The aegraph’s scope ends at the boundary of pure values. Any optimization that crosses side-effecting instructions requires CFG-level analysis outside the e-graph. Dead store elimination, memory forwarding, alias analysis, and induction variable recognition all remain separate concerns. Cranelift handles some of these elsewhere; others it optimizes less aggressively than LLVM.

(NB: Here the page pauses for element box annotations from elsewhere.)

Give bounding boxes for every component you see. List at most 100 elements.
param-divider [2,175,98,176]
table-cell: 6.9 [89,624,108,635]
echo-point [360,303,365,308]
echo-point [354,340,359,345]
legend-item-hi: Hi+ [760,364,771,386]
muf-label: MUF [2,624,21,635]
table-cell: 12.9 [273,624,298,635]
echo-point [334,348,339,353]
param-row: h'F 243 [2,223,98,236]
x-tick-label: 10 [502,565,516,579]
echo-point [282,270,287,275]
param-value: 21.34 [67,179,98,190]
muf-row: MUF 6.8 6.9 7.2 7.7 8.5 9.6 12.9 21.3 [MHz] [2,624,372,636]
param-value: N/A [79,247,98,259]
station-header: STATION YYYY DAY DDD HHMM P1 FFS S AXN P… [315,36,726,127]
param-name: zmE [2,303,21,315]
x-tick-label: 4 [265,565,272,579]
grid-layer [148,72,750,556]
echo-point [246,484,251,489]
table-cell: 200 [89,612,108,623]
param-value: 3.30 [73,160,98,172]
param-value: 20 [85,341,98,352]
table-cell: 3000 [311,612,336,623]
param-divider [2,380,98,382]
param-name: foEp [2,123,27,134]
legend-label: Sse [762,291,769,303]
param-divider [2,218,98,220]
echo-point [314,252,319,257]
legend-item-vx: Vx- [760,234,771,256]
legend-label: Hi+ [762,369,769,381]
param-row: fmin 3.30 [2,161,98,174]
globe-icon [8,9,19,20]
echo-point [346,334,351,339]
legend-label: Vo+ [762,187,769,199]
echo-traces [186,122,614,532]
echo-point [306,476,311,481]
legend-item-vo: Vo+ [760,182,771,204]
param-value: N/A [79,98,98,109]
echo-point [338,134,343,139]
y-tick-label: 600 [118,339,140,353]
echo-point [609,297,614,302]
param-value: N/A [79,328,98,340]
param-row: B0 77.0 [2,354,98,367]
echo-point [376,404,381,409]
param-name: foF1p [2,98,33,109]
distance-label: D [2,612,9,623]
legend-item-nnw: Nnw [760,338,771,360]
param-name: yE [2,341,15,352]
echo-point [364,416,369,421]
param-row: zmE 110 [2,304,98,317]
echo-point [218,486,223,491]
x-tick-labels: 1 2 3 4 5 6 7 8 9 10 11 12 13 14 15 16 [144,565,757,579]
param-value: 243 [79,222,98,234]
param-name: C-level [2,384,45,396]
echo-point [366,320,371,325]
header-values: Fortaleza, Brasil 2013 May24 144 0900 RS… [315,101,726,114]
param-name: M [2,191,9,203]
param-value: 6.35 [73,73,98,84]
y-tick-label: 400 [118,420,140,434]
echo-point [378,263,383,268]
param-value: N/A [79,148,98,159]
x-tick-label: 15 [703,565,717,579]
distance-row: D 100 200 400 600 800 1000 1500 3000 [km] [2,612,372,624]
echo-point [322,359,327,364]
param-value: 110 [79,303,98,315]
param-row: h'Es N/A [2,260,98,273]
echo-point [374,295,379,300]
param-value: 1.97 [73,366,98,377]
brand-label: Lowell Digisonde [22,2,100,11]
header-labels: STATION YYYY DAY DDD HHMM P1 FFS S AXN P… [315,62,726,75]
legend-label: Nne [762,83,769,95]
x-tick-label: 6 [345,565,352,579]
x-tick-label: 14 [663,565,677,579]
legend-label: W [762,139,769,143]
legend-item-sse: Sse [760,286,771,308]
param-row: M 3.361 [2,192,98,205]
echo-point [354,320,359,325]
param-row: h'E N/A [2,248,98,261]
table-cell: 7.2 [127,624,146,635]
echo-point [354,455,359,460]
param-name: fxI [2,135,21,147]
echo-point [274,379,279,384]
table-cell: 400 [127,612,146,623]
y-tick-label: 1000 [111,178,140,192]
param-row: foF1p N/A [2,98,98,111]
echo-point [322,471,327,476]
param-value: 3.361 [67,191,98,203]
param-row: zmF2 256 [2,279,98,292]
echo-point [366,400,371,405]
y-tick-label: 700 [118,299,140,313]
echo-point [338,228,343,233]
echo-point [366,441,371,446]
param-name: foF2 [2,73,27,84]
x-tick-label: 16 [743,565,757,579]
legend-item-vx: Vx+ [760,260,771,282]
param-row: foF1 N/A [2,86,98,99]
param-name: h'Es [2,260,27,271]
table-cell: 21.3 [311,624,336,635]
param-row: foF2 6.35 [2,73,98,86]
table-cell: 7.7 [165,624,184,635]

Loop-carried values through phi nodes are out of scope entirely. Strength reduction of induction variables, replacing i * stride with an increment inside the loop body, requires reasoning about loop-carried dependences that an RVSDG-based system could express through theta-node rewrites but the aegraph cannot. These are deliberate trade-offs shaped by the JIT context, where Wasm workloads tend toward compute kernels without deeply nested loop structures.

The Takeaway

What the aegraph demonstrates is the value of specificity in design constraints. Equality saturation with unbounded scope and full-program IR coverage is a research problem; equality saturation restricted to pure SSA values with acyclic structure is a practical compiler pass. The acyclic constraint looks like a limitation, but it is the constraint that eliminates the NP-hard extraction, controls saturation time, and keeps the pass fast enough for a JIT. Identifying which part of a research idea you need and cutting the rest is the mechanism by which techniques like this move from academic literature into production toolchains.